True. Obama spoke the words that Ryan quoted. But Ryan’s clear suggestion that Obama — or his policies — had something to do with the plant closure was a lie.
The government that was not there to support the Janesville workers was the administration of George W. Bush. GM announced and implemented the closure of the plant during Bush’s presidency.
When a newly elected President Obama rushed to save the domestic auto industry, and perhaps to renew the prospects of shuttered plants like the one in Janesville, the man whose campaign Ryan is now propping up wrote an op-ed titled: “Let Detroit (and, presumably Janesville) Go Bankrupt.”
And since we’re on the subject of government failing the workers in Paul Ryan’s hometown, surely it is relevant to bring up the congressman’s repeated votes for free-trade agreements that members of Janesville’s United Auto Workers Local 95 warned would undermine and ultimately shutter their workplace.

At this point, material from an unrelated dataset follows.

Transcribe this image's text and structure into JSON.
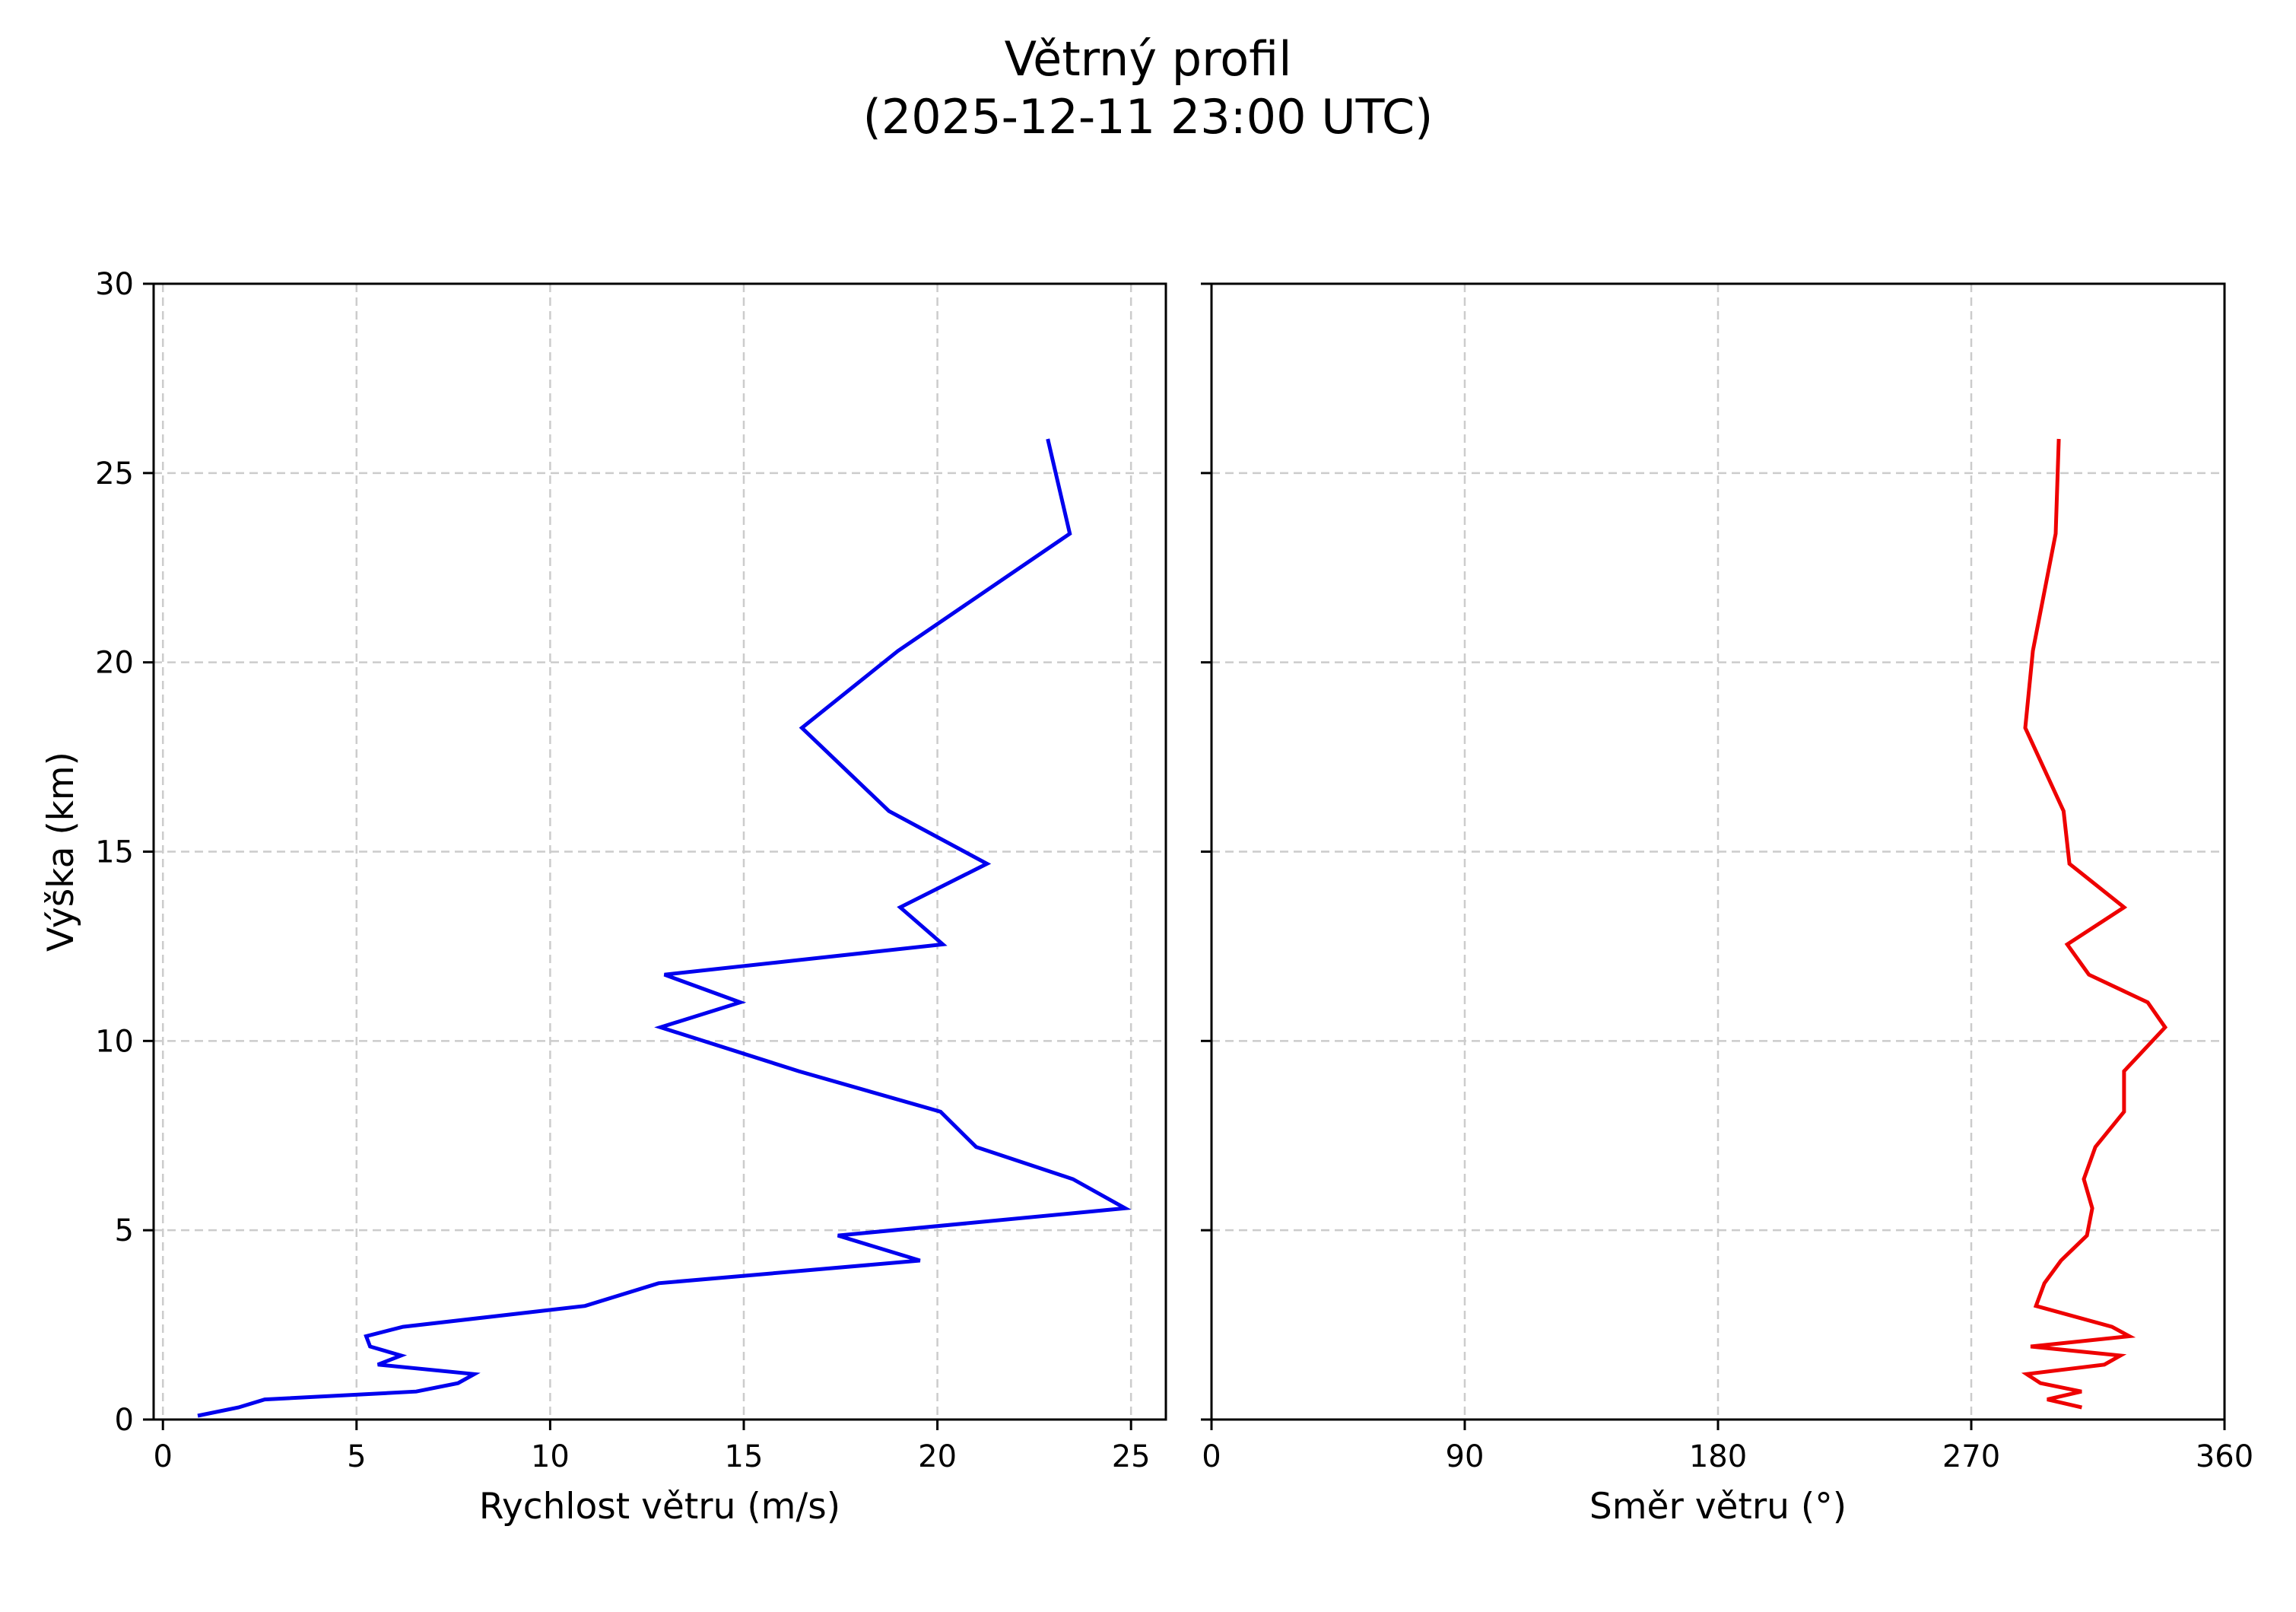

A man who would use his hometown as a prop and then try to deceive the country about the causes of its circumstance has a certain appeal to Republican delegates who cut their political teeth making the case for trickle-down economics and weapons of mass destruction in Iraq.
But Wisconsinites, at least those who can remember 2008, will not believe him.
Nor should discerning voters in the rest of the republic.